In seventeenth-century Spain, Bartolomé Murillo and Francesco de Zurburán produced famous depictions of Saint Joseph, while in the early eighteenth century in 1714, Clement XI had composed a new office dedicated to him. It would appear Domenico seized upon the popularity of the saint, for his first signed works were etchings of the subject of Joseph as part of the Flight into Egypt, and he would later specialize in paintings of him, as in NOMA’s picture.

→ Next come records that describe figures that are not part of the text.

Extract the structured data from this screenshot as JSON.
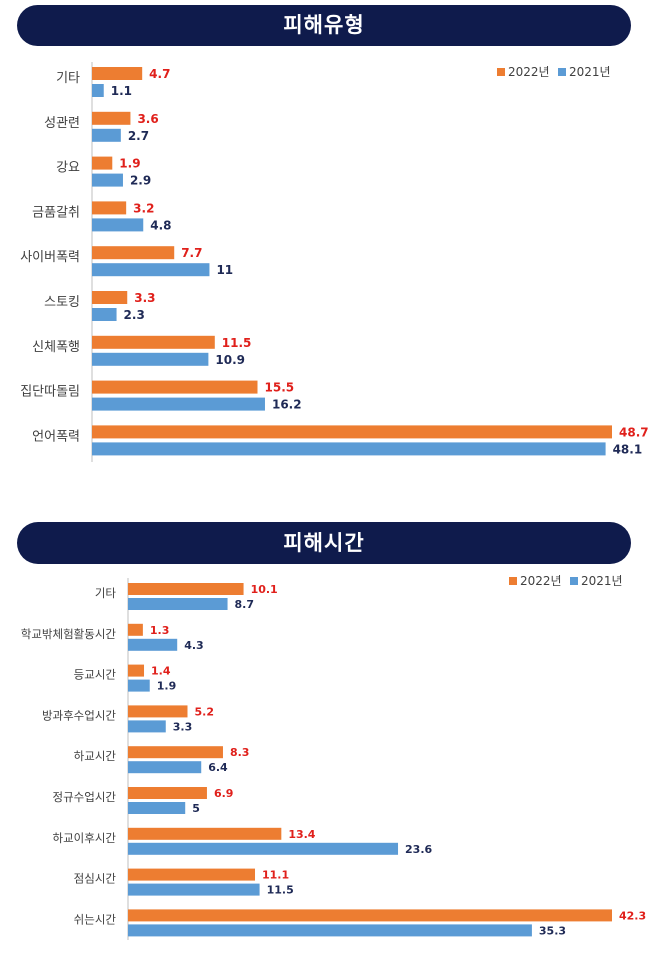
{
  "colors": {
    "bar_2022": "#ed7d31",
    "bar_2021": "#5b9bd5",
    "label_2022": "#e0201b",
    "label_2021": "#1f2a56",
    "banner": "#0f1b4c"
  },
  "panels": [
    {
      "title": "피해유형"
    },
    {
      "title": "피해시간"
    }
  ],
  "chart_data": [
    {
      "type": "bar",
      "orientation": "horizontal",
      "title": "피해유형",
      "categories": [
        "기타",
        "성관련",
        "강요",
        "금품갈취",
        "사이버폭력",
        "스토킹",
        "신체폭행",
        "집단따돌림",
        "언어폭력"
      ],
      "series": [
        {
          "name": "2022년",
          "values": [
            4.7,
            3.6,
            1.9,
            3.2,
            7.7,
            3.3,
            11.5,
            15.5,
            48.7
          ],
          "labels": [
            "4.7",
            "3.6",
            "1.9",
            "3.2",
            "7.7",
            "3.3",
            "11.5",
            "15.5",
            "48.7"
          ]
        },
        {
          "name": "2021년",
          "values": [
            1.1,
            2.7,
            2.9,
            4.8,
            11,
            2.3,
            10.9,
            16.2,
            48.1
          ],
          "labels": [
            "1.1",
            "2.7",
            "2.9",
            "4.8",
            "11",
            "2.3",
            "10.9",
            "16.2",
            "48.1"
          ]
        }
      ],
      "legend": "top-right",
      "grid": false
    },
    {
      "type": "bar",
      "orientation": "horizontal",
      "title": "피해시간",
      "categories": [
        "기타",
        "학교밖체험활동시간",
        "등교시간",
        "방과후수업시간",
        "하교시간",
        "정규수업시간",
        "하교이후시간",
        "점심시간",
        "쉬는시간"
      ],
      "series": [
        {
          "name": "2022년",
          "values": [
            10.1,
            1.3,
            1.4,
            5.2,
            8.3,
            6.9,
            13.4,
            11.1,
            42.3
          ],
          "labels": [
            "10.1",
            "1.3",
            "1.4",
            "5.2",
            "8.3",
            "6.9",
            "13.4",
            "11.1",
            "42.3"
          ]
        },
        {
          "name": "2021년",
          "values": [
            8.7,
            4.3,
            1.9,
            3.3,
            6.4,
            5,
            23.6,
            11.5,
            35.3
          ],
          "labels": [
            "8.7",
            "4.3",
            "1.9",
            "3.3",
            "6.4",
            "5",
            "23.6",
            "11.5",
            "35.3"
          ]
        }
      ],
      "legend": "top-right",
      "grid": false
    }
  ]
}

The print series was made for the Prince-Bishop of Würzburg, Karl Phillip von Geiffenklau, and completed while Domenico was with his father in the city in the early 1750s working on the celebrated fresco cycle of the of the four continents for the prince-bishop’s residence.
Domenico’s remarkable talent as an etcher grew out of his early training in his father’s studio in the 1740s, and his detailed approach to narrative series is remarkable. From the series made for Karl Phillip, NOMA preserves The Rest on the Flight into Egypt. In contrast to the palpable warmth and intimacy of Domenico’s later paintings, Joseph is here depicted in the traditional manner, as a solemn paternal protector apart from the Madonna and Christ child, who are here visited by angels. Characteristic of Domenico’s etching technique, contours are formed by broken lines that create a sensitive sense of movement, mirroring his technique in painting and drawing, while the extensive range of shallow and deep stippling and hatching create a relief-like effect across the scene, which also guide the eye from left to right, aiding in the narrative approach.
It is commonly noted that Domenico Tiepolo had the misfortune of being born the son of the greatest genius of the eighteenth century. NOMA’s Portrait of Lorenzo Tiepolo by his father Giovanni Battista is one of the prized pictures of the permanent collection and counterpoint to the Saint Joseph and Christ Child. A character study, which is essentially a study of the behavior light, the boy turns toward the viewer as if interrupted while reading. A sense of immediacy is enhanced by the fresh, quick, and fluid brushwork. The gold clasp of his fur vest depicts a laughing satyr’s head, which must be a witty contrast to the sitter, whose innocence is emphasize by the boy’s light-filled, rosy visage and large, glowing eyes. The two paintings by father and son face each other in conversation in the gallery, where, visitors will hopefully agree, the son most definitely holds his own.